Kommersant (Cyrillic: Коммерсантъ) (which literally translates as "The Businessman") was a commerce-oriented newspaper published in Russia from 1909 until 1917, when it was closed down following the Bolshevik seizure of power and the introduction of censorship. In 1990, with the onset of press freedom in Russia, Kommersant was re-established under the ownership of businessman and publicist Vladimir Yakovlev . To make the point that the publication had outlasted the Soviet regime, "Kommersant" is spelled in Russian with a terminal hard sign (ъ) -- a diacritical mark that was largely wiped out in a Communist attempt to reform the Russian language. This is played up in the Kommersant logo, which features a script hard sign at the end of somewhat more formal font.

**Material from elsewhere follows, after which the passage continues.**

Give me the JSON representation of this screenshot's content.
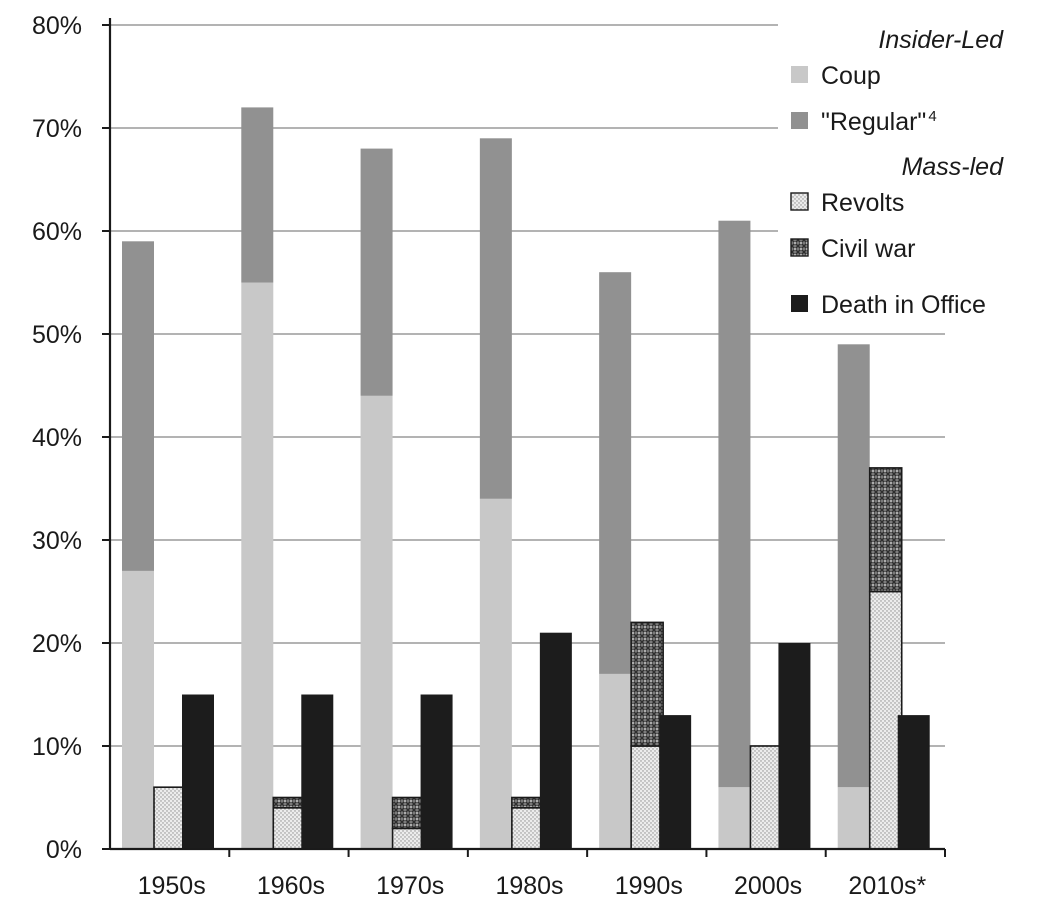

In 1997, the Kommersant publishing house, which by that time included a daily newspaper (Kommersant-Daily ) as well as two weekly magazines, the political Vlast and the financial Dengi , was bought by media-mogul Boris Berezovsky. Today, Kommersant survives in Vladimir Putin's Russia as a rare independent voice among the country's muzzled mass-media. The director-general of Kommersant is Andrei Vassiliev , the editor-in-chief is Alexander Stukalin .
In January 2005 it published blank pages as a protest at a court ruling ordering it to publish a denial of a story about a crisis at Alfa Bank. The sole article in the paper was this one, publish upside down, on the front page. The headline of the article was "Full Plaintiff" which has little meaning, but rhymes with a russian swear word.